When extracting data from a CSV document you are required to issue multiple times the same queries because the query/filtering methods are coupled directly to the Reader class. In doing so we create

  • a verbose code for no reason
  • we slow down the script since we are required each time to apply the same filtering again and again.

The Writer class

  • Writer::insertOne does nothing on insertion error. Currently the errors are silently ignored.
  • Writer::insertOne accepts array and string. If a string is passed it will be converted into a array using str_getcsv. This behaviour is problematic at best. As it may lead to incorrect insertion.
  • The Writer class does many things it should not be able to do regarding reading a CSV.

Improve Stream filtering

in the v8 line we introduced support for PHP's stream. In v9, we can fully take advantage of that to:

  • improve stream support on the Writer class
  • simplify stream filtering API

Proposal

This PR:

  • Introduces two new classes by decoupling the Reader class into :

    • a Statement class to ease selecting records from the CSV data.

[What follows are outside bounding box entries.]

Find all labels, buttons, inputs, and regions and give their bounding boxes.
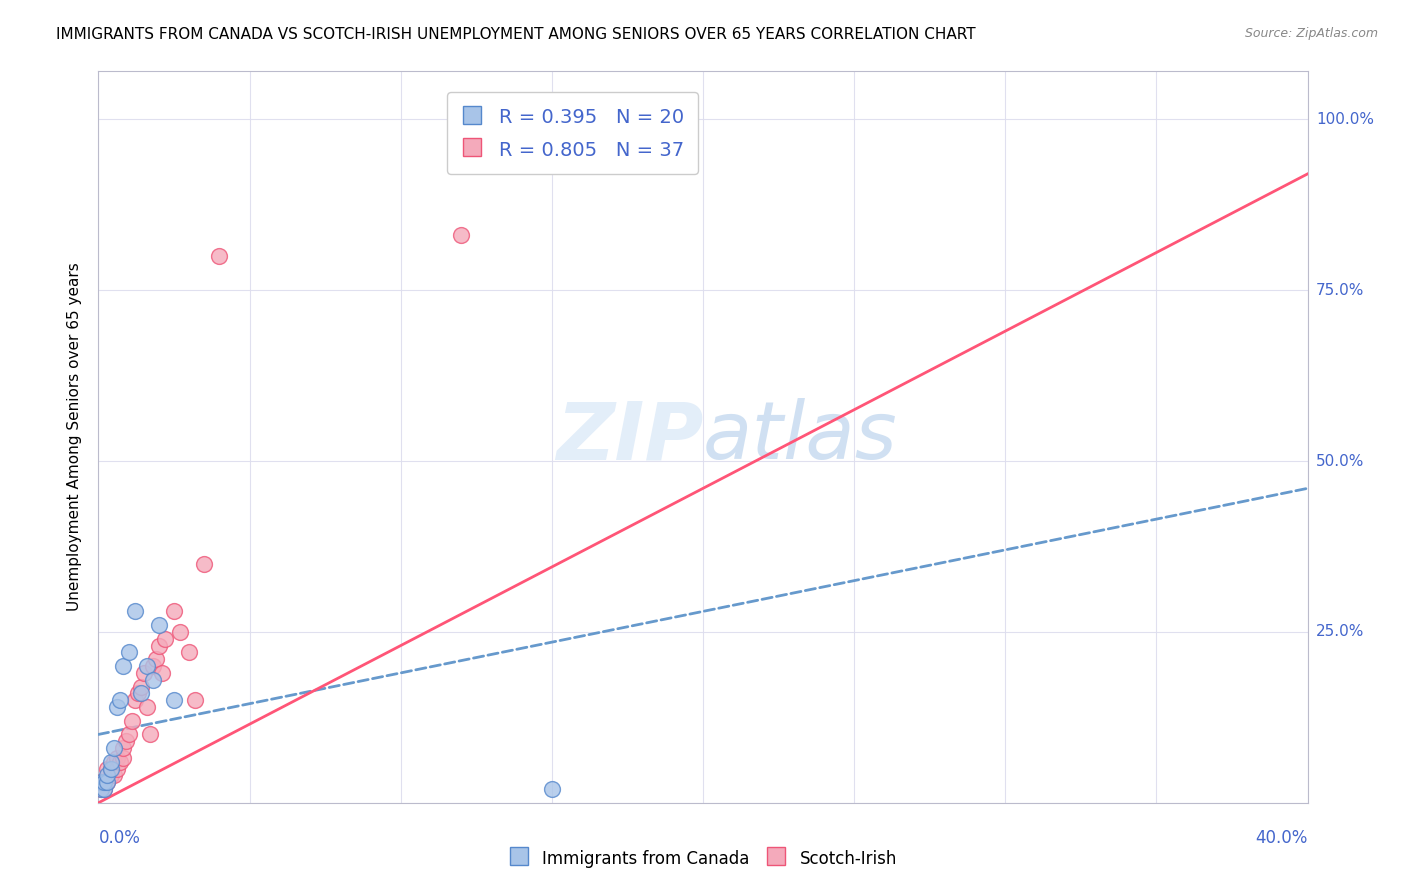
Text: 25.0%: 25.0% xyxy=(1316,624,1364,640)
Point xyxy=(93,775,115,789)
Text: 50.0%: 50.0% xyxy=(1316,453,1364,468)
Point xyxy=(96,775,118,789)
Point xyxy=(208,249,231,263)
Point xyxy=(93,782,115,797)
Point xyxy=(105,762,128,776)
Text: 75.0%: 75.0% xyxy=(1316,283,1364,298)
Point xyxy=(495,98,517,112)
Point xyxy=(90,775,112,789)
Point xyxy=(96,775,118,789)
Point xyxy=(142,673,165,687)
Legend: R = 0.395   N = 20, R = 0.805   N = 37: R = 0.395 N = 20, R = 0.805 N = 37 xyxy=(447,92,697,174)
Point xyxy=(111,659,134,673)
Point xyxy=(108,755,131,769)
Text: IMMIGRANTS FROM CANADA VS SCOTCH-IRISH UNEMPLOYMENT AMONG SENIORS OVER 65 YEARS : IMMIGRANTS FROM CANADA VS SCOTCH-IRISH U… xyxy=(56,27,976,42)
Text: atlas: atlas xyxy=(703,398,898,476)
Point xyxy=(90,782,112,797)
Text: 40.0%: 40.0% xyxy=(1256,829,1308,847)
Point xyxy=(139,727,162,741)
Point xyxy=(129,686,152,700)
Point xyxy=(121,714,143,728)
Point xyxy=(124,604,146,618)
Point xyxy=(111,751,134,765)
Point xyxy=(124,693,146,707)
Point xyxy=(100,768,122,782)
Point xyxy=(129,680,152,694)
Point xyxy=(103,755,125,769)
Point xyxy=(96,768,118,782)
Point xyxy=(163,604,186,618)
Point xyxy=(179,645,201,659)
Point xyxy=(127,686,149,700)
Point xyxy=(132,665,155,680)
Point xyxy=(145,652,167,666)
Point xyxy=(142,659,165,673)
Point xyxy=(153,632,176,646)
Text: 0.0%: 0.0% xyxy=(98,829,141,847)
Point xyxy=(105,751,128,765)
Point xyxy=(103,741,125,756)
Point xyxy=(93,782,115,797)
Y-axis label: Unemployment Among Seniors over 65 years: Unemployment Among Seniors over 65 years xyxy=(67,263,83,611)
Point xyxy=(540,782,562,797)
Point xyxy=(184,693,207,707)
Point xyxy=(100,762,122,776)
Text: Source: ZipAtlas.com: Source: ZipAtlas.com xyxy=(1244,27,1378,40)
Text: ZIP: ZIP xyxy=(555,398,703,476)
Point xyxy=(114,734,136,748)
Point xyxy=(105,700,128,714)
Point xyxy=(118,645,141,659)
Point xyxy=(148,639,170,653)
Point xyxy=(90,782,112,797)
Point xyxy=(100,755,122,769)
Point xyxy=(90,775,112,789)
Text: 100.0%: 100.0% xyxy=(1316,112,1374,127)
Point xyxy=(100,762,122,776)
Point xyxy=(148,618,170,632)
Point xyxy=(135,700,157,714)
Point xyxy=(111,741,134,756)
Point xyxy=(169,624,191,639)
Point xyxy=(93,775,115,789)
Point xyxy=(135,659,157,673)
Point xyxy=(118,727,141,741)
Legend: Immigrants from Canada, Scotch-Irish: Immigrants from Canada, Scotch-Irish xyxy=(502,842,904,875)
Point xyxy=(150,665,173,680)
Point xyxy=(103,768,125,782)
Point xyxy=(108,693,131,707)
Point xyxy=(450,228,472,243)
Point xyxy=(193,557,215,571)
Point xyxy=(163,693,186,707)
Point xyxy=(96,762,118,776)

This class is immutable.
    • a RecordSet class to manipulate the resulting records.
  • Improves the Reader class which can now properly handle the CSV header and strip automatically the BOM sequence. Because of the decoupling, extracting methods and filtering methods are also improved and simplified.

  • Improves the Writer class by:

    • improving error handling on records insertion
    • restricting insertOne accepted value
    • improving stream filter API (which is now fully supported / on par with the Reader class)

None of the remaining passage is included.